As one of these methods, we can also consider how the ransomware operators are strengthening their ransom requests by claiming that they will send the link to the blog to all customers, partners, investors, and other interested parties. Such a threat has been recently made by the same Sodinokibi gang in a post about a new victim where they also addressed competitors and employees, inviting them to buy out the stolen data and sue the company.

Sodinokibi’s website


Maze also exhaustively stated their intentions in the aforementioned press release: they are threatening to sell commercially valuable information on the darknet, notify media and stock exchanges about a breach and use the leaked information to attack clients and partners of victims.

New players are keeping up with raising the stakes in their threats: the developers of new Darkside ransomware promised to store leaked data for six months and send notifications of the leak to all partners and customers.

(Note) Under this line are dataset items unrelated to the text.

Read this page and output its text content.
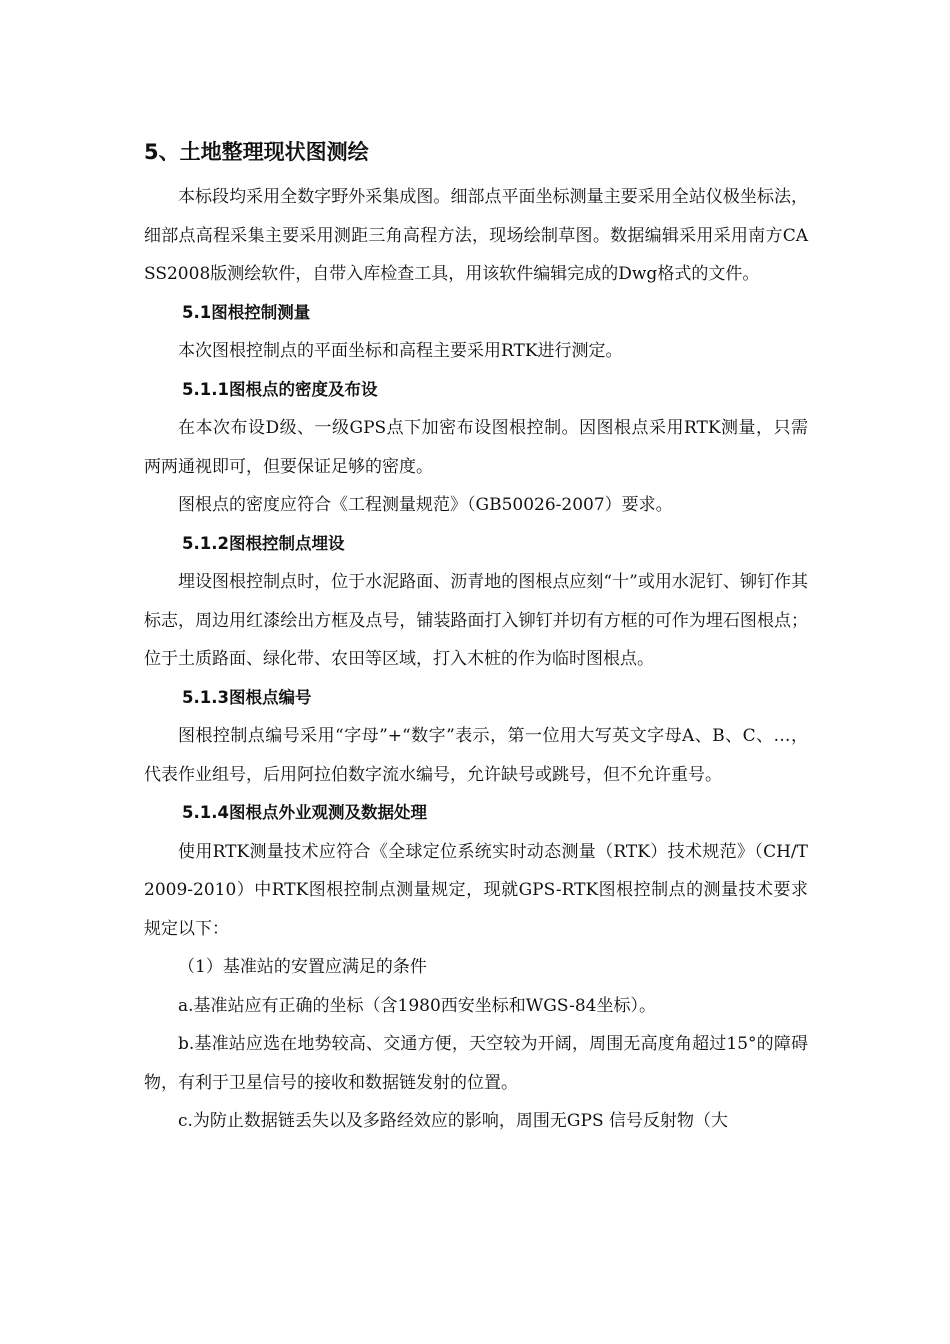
5、土地整理现状图测绘

本标段均采用全数字野外采集成图。细部点平面坐标测量主要采用全站仪极坐标法，细部点高程采集主要采用测距三角高程方法，现场绘制草图。数据编辑采用采用南方CASS2008版测绘软件，自带入库检查工具，用该软件编辑完成的Dwg格式的文件。

5.1图根控制测量

本次图根控制点的平面坐标和高程主要采用RTK进行测定。

5.1.1图根点的密度及布设

在本次布设D级、一级GPS点下加密布设图根控制。因图根点采用RTK测量，只需两两通视即可，但要保证足够的密度。

图根点的密度应符合《工程测量规范》（GB50026-2007）要求。

5.1.2图根控制点埋设

埋设图根控制点时，位于水泥路面、沥青地的图根点应刻“十”或用水泥钉、铆钉作其标志，周边用红漆绘出方框及点号，铺装路面打入铆钉并切有方框的可作为埋石图根点；位于土质路面、绿化带、农田等区域，打入木桩的作为临时图根点。

5.1.3图根点编号

图根控制点编号采用“字母”+“数字”表示，第一位用大写英文字母A、B、C、…，代表作业组号，后用阿拉伯数字流水编号，允许缺号或跳号，但不允许重号。

5.1.4图根点外业观测及数据处理

使用RTK测量技术应符合《全球定位系统实时动态测量（RTK）技术规范》（CH/T 2009-2010）中RTK图根控制点测量规定，现就GPS-RTK图根控制点的测量技术要求规定以下：

（1）基准站的安置应满足的条件

a.基准站应有正确的坐标（含1980西安坐标和WGS-84坐标）。

b.基准站应选在地势较高、交通方便，天空较为开阔，周围无高度角超过15°的障碍物，有利于卫星信号的接收和数据链发射的位置。

c.为防止数据链丢失以及多路经效应的影响，周围无GPS 信号反射物（大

Therefore, based on observed auctions and announcements meant to intimidate victims, we can conclude that cybercriminals went from private threats, made in the negotiations with victims via chats, to public threats, which involve using both darknet and open sources and can intimidate victims much more.

To sum up, all the analyzed ransomware gangs represent a new generation of cybercriminals capable of evolving their tactics and diversifying their activities in order to gain more profit, therefore posing a significant threat to all organizations. Thus, regular monitoring of ransomware blogs can significantly benefit organizations and help them to reduce the risk of being attacked.